Карен Шаинян: “Звезд не будет”
о “Квирографии” — первом документальном сериале, посвященном квир-людям по всей России
По самым приблизительным подсчетам в России больше десяти миллионов людей, принадлежащих к квир-сообществу. Собрать их истории воедино попытался Карен Шаинян, автор популярного ютуб-шоу «Straight Talk with Gay People». О чем его новый проект — «Квирография»? В день премьеры я задал Карену несколько вопросов.
Карен, ты со своей командой начал с Екатеринбурга, а сколько всего городов будет на карте «Квирографии»?
Двенадцать. Снято уже семь. Четыре смонтировано, три в монтаже. Еще пять мы будем снимать. Ближайший — Сочи, в декабре. Проект охватывает всю Россию: Мурманск — на северо-западе, Калининград — на самом западе. Владивосток — на Дальнем Востоке. Якутск — самая холодная точка, а Сочи — самая жаркая.
Сколько будет героев?
Поначалу мы снимали очень много. В Екатеринбурге было человек восемь. Не все попали в финальную версию. Затем мы пошли по пути уменьшения количества героев и увеличения времени, которое мы проводим с каждым из них, чтобы у человека была возможность рассказать свою историю. В последних сериях из отснятых — героев пять-шесть.
То есть в отличие от первого выпуска это будет в меньшей степени мозаика и в большей степени — прочувствованные истории. Правильно?

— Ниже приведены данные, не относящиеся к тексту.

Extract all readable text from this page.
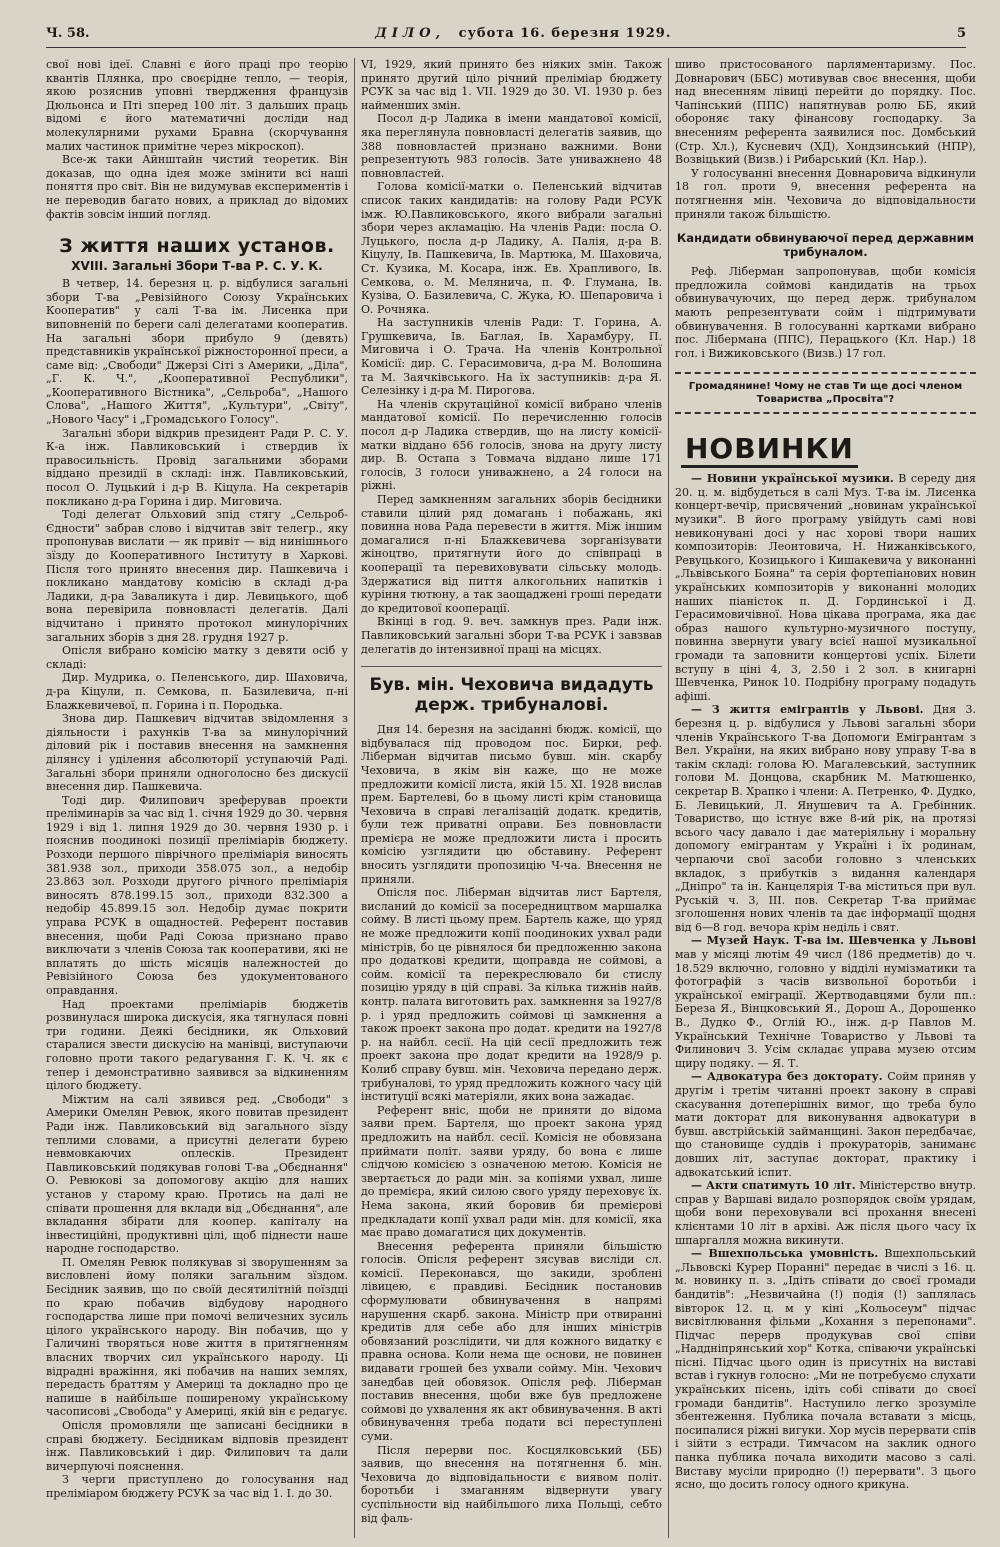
Ч. 58.	ДІЛО, субота 16. березня 1929.	5

свої нові ідеї. Славні є його праці про теорію квантів Плянка, про своєрідне тепло, — теорія, якою розяснив уповні твердження французів Дюльонса и Пті зперед 100 літ. З дальших праць відомі є його математичні досліди над молекулярними рухами Бравна (скорчування малих частинок примітне через мікроскоп).

Все-ж таки Айнштайн чистий теоретик. Він доказав, що одна ідея може змінити всі наші поняття про світ. Він не видумував експериментів і не переводив багато нових, а приклад до відомих фактів зовсім інший погляд.

З життя наших установ.
XVIII. Загальні Збори Т-ва Р. С. У. К.

В четвер, 14. березня ц. р. відбулися загальні збори Т-ва „Ревізійного Союзу Українських Кооператив" у салі Т-ва ім. Лисенка при виповненій по береги салі делегатами кооператив. На загальні збори прибуло 9 (девять) представників української ріжносторонної преси, а саме від: „Свободи" Джерзі Сіті з Америки, „Діла", „Г. К. Ч.", „Кооперативної Республики", „Кооперативного Вістника", „Сельроба", „Нашого Слова", „Нашого Життя", „Культури", „Світу", „Нового Часу" і „Громадського Голосу".

Загальні збори відкрив президент Ради Р. С. У. К-а інж. Павликовський і ствердив їх правосильність. Провід загальними зборами віддано президії в складі: інж. Павликовський, посол О. Луцький і д-р В. Кіцула. На секретарів покликано д-ра Горина і дир. Миговича.

Тоді делегат Ольховий зпід стягу „Сельроб-Єдности" забрав слово і відчитав звіт телегр., яку пропонував вислати — як привіт — від нинішнього зїзду до Кооперативного Інституту в Харкові. Після того принято внесення дир. Пашкевича і покликано мандатову комісію в складі д-ра Ладики, д-ра Заваликута і дир. Левицького, щоб вона перевірила повновласті делегатів. Далі відчитано і принято протокол минулорічних загальних зборів з дня 28. грудня 1927 р.

Опісля вибрано комісію матку з девяти осіб у складі:

Дир. Мудрика, о. Пеленського, дир. Шаховича, д-ра Кіцули, п. Семкова, п. Базилевича, п-ні Блажкевичевої, п. Горина і п. Породька.

Знова дир. Пашкевич відчитав звідомлення з діяльности і рахунків Т-ва за минулорічний діловий рік і поставив внесення на замкнення ділянсу і уділення абсолюторії уступаючій Раді. Загальні збори приняли одноголосно без дискусії внесення дир. Пашкевича.

Тоді дир. Филипович зреферував проекти преліминарів за час від 1. січня 1929 до 30. червня 1929 і від 1. липня 1929 до 30. червня 1930 р. і пояснив поодинокі позиції преліміарів бюджету. Розходи першого піврічного преліміарія виносять 381.938 зол., приходи 358.075 зол., а недобір 23.863 зол. Розходи другого річного преліміарія виносять 878.199.15 зол., приходи 832.300 а недобір 45.899.15 зол. Недобір думає покрити управа РСУК в ощадностей. Референт поставив внесення, щоби Раді Союза признано право виключати з членів Союза так кооперативи, які не вплатять до шість місяців належностей до Ревізійного Союза без удокументованого оправдання.

Над проектами преліміарів бюджетів розвинулася широка дискусія, яка тягнулася повні три години. Деякі бесідники, як Ольховий старалися звести дискусію на манівці, виступаючи головно проти такого редагування Г. К. Ч. як є тепер і демонстративно заявився за відкиненням цілого бюджету.

Міжтим на салі зявився ред. „Свободи" з Америки Омелян Ревюк, якого повитав президент Ради інж. Павликовський від загального зїзду теплими словами, а присутні делегати бурею невмовкаючих оплесків. Президент Павликовський подякував голові Т-ва „Обєднання" О. Ревюкові за допомогову акцію для наших установ у старому краю. Протись на далі не співати прошення для вклади від „Обєднання", але вкладання збірати для коопер. капіталу на інвестиційні, продуктивні цілі, щоб піднести наше народне господарство.

П. Омелян Ревюк полякував зі зворушенням за висловлені йому поляки загальним зїздом. Бесідник заявив, що по своїй десятилітній поїздці по краю побачив відбудову народного господарства лише при помочі величезних зусиль цілого українського народу. Він побачив, що у Галичині творяться нове життя в притягненням власних творчих сил українського народу. Ці відрадні вражіння, які побачив на наших землях, передасть браттям у Америці та докладно про це напише в найбільше поширеному українському часописові „Свобода" у Америці, якій він є редагує.

Опісля промовляли ще записані бесідники в справі бюджету. Бесідникам відповів президент інж. Павликовський і дир. Филипович та дали вичерпуючі пояснення.

З черги приступлено до голосування над преліміаром бюджету РСУК за час від 1. І. до 30.

VI, 1929, який принято без ніяких змін. Також принято другий ціло річний преліміар бюджету РСУК за час від 1. VII. 1929 до 30. VI. 1930 р. без найменших змін.

Посол д-р Ладика в імени мандатової комісії, яка переглянула повновласті делегатів заявив, що 388 повновластей признано важними. Вони репрезентують 983 голосів. Зате униважнено 48 повновластей.

Голова комісії-матки о. Пеленський відчитав список таких кандидатів: на голову Ради РСУК імж. Ю.Павликовського, якого вибрали загальні збори через акламацію. На членів Ради: посла О. Луцького, посла д-р Ладику, А. Палія, д-ра В. Кіцулу, Ів. Пашкевича, Ів. Мартюка, М. Шаховича, Ст. Кузика, М. Косара, інж. Ев. Храпливого, Ів. Семкова, о. М. Мелянича, п. Ф. Глумана, Ів. Кузіва, О. Базилевича, С. Жука, Ю. Шепаровича і О. Рочняка.

На заступників членів Ради: Т. Горина, А. Грушкевича, Ів. Баглая, Ів. Харамбуру, П. Миговича і О. Трача. На членів Контрольної Комісії: дир. С. Герасимовича, д-ра М. Волошина та М. Заячківського. На їх заступників: д-ра Я. Селезінку і д-ра М. Пирогова.

На членів скрутаційної комісії вибрано членів мандатової комісії. По перечисленню голосів посол д-р Ладика ствердив, що на листу комісії-матки віддано 656 голосів, знова на другу листу дир. В. Остапа з Товмача віддано лише 171 голосів, 3 голоси униважнено, а 24 голоси на ріжні.

Перед замкненням загальних зборів бесідники ставили цілий ряд домагань і побажань, які повинна нова Рада перевести в життя. Між іншим домагалися п-ні Блажкевичева зорганізувати жіноцтво, притягнути його до співпраці в кооперації та перевиховувати сільську молодь. Здержатися від пиття алкогольних напитків і куріння тютюну, а так заощаджені гроші передати до кредитової кооперації.

Вкінці в год. 9. веч. замкнув през. Ради інж. Павликовський загальні збори Т-ва РСУК і завзвав делегатів до інтензивної праці на місцях.

Був. мін. Чеховича видадуть держ. трибуналові.

Дня 14. березня на засіданні бюдж. комісії, що відбувалася під проводом пос. Бирки, реф. Ліберман відчитав письмо бувш. мін. скарбу Чеховича, в якім він каже, що не може предложити комісії листа, якій 15. XI. 1928 вислав прем. Бартелеві, бо в цьому листі крім становища Чеховича в справі легалізацій додатк. кредитів, були теж приватні оправи. Без повновласти премієра не може предложити листа і просить комісію узглядити цю обставину. Референт вносить узглядити пропозицію Ч-ча. Внесення не приняли.

Опісля пос. Ліберман відчитав лист Бартеля, висланий до комісії за посередництвом маршалка сойму. В листі цьому прем. Бартель каже, що уряд не може предложити копії поодиноких ухвал ради міністрів, бо це рівнялося би предложенню закона про додаткові кредити, щоправда не соймові, а сойм. комісії та перекреслювало би стислу позицію уряду в цій справі. За кілька тижнів найв. контр. палата виготовить рах. замкнення за 1927/8 р. і уряд предложить соймові ці замкнення а також проект закона про додат. кредити на 1927/8 р. на найбл. сесії. На цій сесії предложить теж проект закона про додат кредити на 1928/9 р. Колиб справу бувш. мін. Чеховича передано держ. трибуналові, то уряд предложить кожного часу цій інституції всякі матеріяли, яких вона зажадає.

Референт вніс, щоби не приняти до відома заяви прем. Бартеля, що проект закона уряд предложить на найбл. сесії. Комісія не обовязана приймати політ. заяви уряду, бо вона є лише слідчою комісією з означеною метою. Комісія не звертається до ради мін. за копіями ухвал, лише до премієра, який силою свого уряду переховує їх. Нема закона, який боровив би премієрові предкладати копії ухвал ради мін. для комісії, яка має право домагатися цих документів.

Внесення референта приняли більшістю голосів. Опісля референт зясував висліди сл. комісії. Переконався, що закиди, зроблені лівицею, є правдиві. Бесідник постановив сформулювати обвинувачення в напрямі нарушення скарб. закона. Міністр при отвиранні кредитів для себе або для інших міністрів обовязаний розслідити, чи для кожного видатку є правна основа. Коли нема ще основи, не повинен видавати грошей без ухвали сойму. Мін. Чехович занедбав цей обовязок. Опісля реф. Ліберман поставив внесення, щоби вже був предложене соймові до ухвалення як акт обвинувачення. В акті обвинувачення треба подати всі переступлені суми.

Після перерви пос. Косцялковський (ББ) заявив, що внесення на потягнення б. мін. Чеховича до відповідальности є виявом політ. боротьби і змаганням відвернути увагу суспільности від найбільшого лиха Польщі, себто від фаль-

шиво пристосованого парляментаризму. Пос. Довнарович (ББС) мотивував своє внесення, щоби над внесенням лівиці перейти до порядку. Пос. Чапінський (ППС) напятнував ролю ББ, який обороняє таку фінансову господарку. За внесенням референта заявилися пос. Домбський (Стр. Хл.), Кусневич (ХД), Хондзинський (НПР), Возвіцький (Визв.) і Рибарський (Кл. Нар.).

У голосуванні внесення Довнаровича відкинули 18 гол. проти 9, внесення референта на потягнення мін. Чеховича до відповідальности приняли також більшістю.

Кандидати обвинуваючої перед державним трибуналом.

Реф. Ліберман запропонував, щоби комісія предложила соймові кандидатів на трьох обвинувачуючих, що перед держ. трибуналом мають репрезентувати сойм і підтримувати обвинувачення. В голосуванні картками вибрано пос. Лібермана (ППС), Перацького (Кл. Нар.) 18 гол. і Вижиковського (Визв.) 17 гол.

Громадянине! Чому не став Ти ще досі членом Товариства „Просвіта"?

НОВИНКИ

— Новини української музики. В середу дня 20. ц. м. відбудеться в салі Муз. Т-ва ім. Лисенка концерт-вечір, присвячений „новинам української музики". В його програму увійдуть самі нові невиконувані досі у нас хорові твори наших композиторів: Леонтовича, Н. Нижанківського, Ревуцького, Козицького і Кишакевича у виконанні „Львівського Бояна" та серія фортепіанових новин українських композиторів у виконанні молодих наших піаністок п. Д. Гординської і Д. Герасимовичівної. Нова цікава програма, яка дає образ нашого культурно-музичного поступу, повинна звернути увагу всієї нашої музикальної громади та заповнити концертові успіх. Білети вступу в ціні 4, 3, 2.50 і 2 зол. в книгарні Шевченка, Ринок 10. Подрібну програму подадуть афіші.

— З життя емігрантів у Львові. Дня 3. березня ц. р. відбулися у Львові загальні збори членів Українського Т-ва Допомоги Емігрантам з Вел. України, на яких вибрано нову управу Т-ва в такім складі: голова Ю. Магалевський, заступник голови М. Донцова, скарбник М. Матюшенко, секретар В. Храпко і члени: А. Петренко, Ф. Дудко, Б. Левицький, Л. Янушевич та А. Гребінник. Товариство, що істнує вже 8-ий рік, на протязі всього часу давало і дає матеріяльну і моральну допомогу емігрантам у Україні і їх родинам, черпаючи свої засоби головно з членських вкладок, з прибутків з видання календаря „Дніпро" та ін. Канцелярія Т-ва міститься при вул. Руській ч. 3, III. пов. Секретар Т-ва приймає зголошення нових членів та дає інформації щодня від 6—8 год. вечора крім неділь і свят.

— Музей Наук. Т-ва ім. Шевченка у Львові мав у місяці лютім 49 числ (186 предметів) до ч. 18.529 включно, головно у відділі нумізматики та фотографій з часів визвольної боротьби і української еміграції. Жертводавцями були пп.: Береза Я., Вінцковський Я., Дорош А., Дорошенко В., Дудко Ф., Оглій Ю., інж. д-р Павлов М. Український Технічне Товариство у Львові та Филинович З. Усім складає управа музею отсим щиру подяку. — Я. Т.

— Адвокатура без докторату. Сойм приняв у другім і третім читанні проект закону в справі скасування дотеперішніх вимог, що треба було мати докторат для виконування адвокатури в бувш. австрійській займанщині. Закон передбачає, що становище суддів і прокураторів, заниманє довших літ, заступає докторат, практику і адвокатський іспит.

— Акти спатимуть 10 літ. Міністерство внутр. справ у Варшаві видало розпорядок своїм урядам, щоби вони переховували всі прохання внесені клієнтами 10 літ в архіві. Аж після цього часу їх шпаргалля можна викинути.

— Вшехпольська умовність. Вшехпольський „Львовскі Курер Поранні" передає в числі з 16. ц. м. новинку п. з. „Ідіть співати до своєї громади бандитів": „Незвичайна (!) подія (!) заплялась вівторок 12. ц. м у кіні „Кольосеум" підчас висвітлювання фільми „Кохання з перепонами". Підчас перерв продукував свої співи „Наддніпрянський хор" Котка, співаючи українські пісні. Підчас цього один із присутніх на виставі встав і гукнув голосно: „Ми не потребуємо слухати українських пісень, ідіть собі співати до своєї громади бандитів". Наступило легко зрозуміле збентеження. Публика почала вставати з місць, посипалися ріжні вигуки. Хор мусів перервати спів і зійти з естради. Тимчасом на заклик одного панка публика почала виходити масово з салі. Виставу мусіли природно (!) перервати". З цього ясно, що досить голосу одного крикуна.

Да, получится подробно рассказать про каждого человека.
Как вы искали героев?
Сначала это был оупен-колл в соцсетях. Для меня было удивительно, как много людей в разных городах знакомы с тем, что мы уже снимали. Они видели наши интервью. Поэтому когда они видели мои посты, что я ищу героев, они пересылают объявление «сарафанным радио» каким-то друзьям. Кроме того, кого-то к нам приводят друзья друзей. Так находится довольно много желающих выступить с открытым лицом.
Насколько легко, на твой взгляд, квир-люди в России отказываются от своей анонимности?
Когда люди нам пишут, то они уже понимают, что они не будут анонимны. Но было несколько довольно обидных случаев. Например, в Калининграде у нас было очень хорошее интервью с людьми, которые очень сильно хотели. А на следующий день они, рыдая и извиняясь, сказали, что не могут принять участие, потому что узнал кто-то из родственников, партнеров по бизнесу, — начали запугивать, — и, типа, мы этого не выдержим, извините, пожалуйста. Тогда все, конечно, теряет смысл, мы выбрасываем отснятое в корзину.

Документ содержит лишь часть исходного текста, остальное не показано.